Rothbard vs. Kochtopus

Yeah, that is disappointing.

trey4sports
08-26-2010, 07:43 PM
OMGz We've got billionarez who will self finanze Dr. PaUl's 2012 RuN Call Ghemmy!!!!!

legion
08-26-2010, 09:30 PM
I wanted to write an article like this for this forum about these guys for a long time. Now I don't have to. :)

Its important that everyone here knows who's pulling the strings on both sides.

FrankRep
08-26-2010, 09:34 PM
I wanted to write an article like this for this forum about these guys for a long time. Now I don't have to. :)

Its important that everyone here knows who's pulling the strings on both sides.

The Koch brothers are not Tea Party Puppetmasters.

legion
08-26-2010, 10:03 PM
The Koch brothers are not Tea Party Puppetmasters.

Yes, and moveon.org has nothing to do with George Soros.
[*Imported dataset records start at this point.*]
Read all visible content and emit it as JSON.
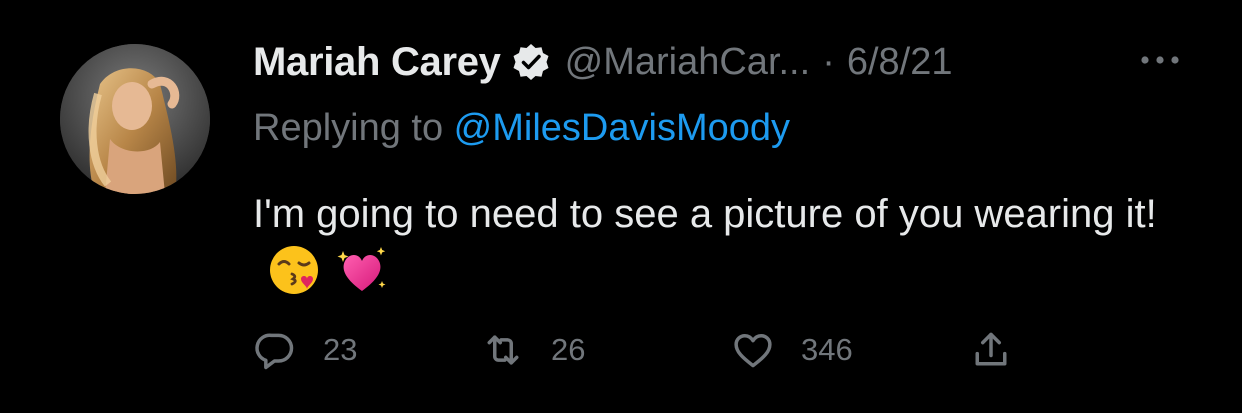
{
  "tweet": {
    "author": {
      "name": "Mariah Carey",
      "handle": "@MariahCar...",
      "verified": true
    },
    "separator": "·",
    "date": "6/8/21",
    "reply": {
      "prefix": "Replying to ",
      "mention": "@MilesDavisMoody"
    },
    "text": "I'm going to need to see a picture of you wearing it!",
    "emojis": [
      "face-blowing-kiss-emoji",
      "sparkling-heart-emoji"
    ],
    "actions": {
      "replies": "23",
      "retweets": "26",
      "likes": "346"
    }
  },
  "colors": {
    "background": "#000000",
    "primary_text": "#e7e9ea",
    "secondary_text": "#71767b",
    "link": "#1d9bf0"
  }
}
And well produced videos like this just fall from the sky and get 9 million hits without using email lists and radio hosts, etc.

YouTube - We The People Stimulus Package (http://www.youtube.com/watch?v=jeYscnFpEyA)


Just read the article with an open mind. You owe yourself that intellectual honesty.

FrankRep
08-26-2010, 10:11 PM
Yes, and moveon.org has nothing to do with George Soros.

The Koch family may have major influence at CATO, Americans for Prosperity Foundation, and FreedomWorks, but the Tea Party is a collection of different groups of people and organizations.

legion
08-27-2010, 07:47 AM
The Tea Party is a collection of different groups of people and organizations.

Of course it is! So was the British Aristocracy. The important thing to know is who is at the wheel of the ship and what their motivations are, so we can figure out if they are the same as our own.

There's a reason its only traditional republican party donators show up at these events. They are on the mailing lists. They represent the same republican groups they always have, just using different names. The people going to the tea parties didn't just wake up and decide to be politically active, they typically always have been.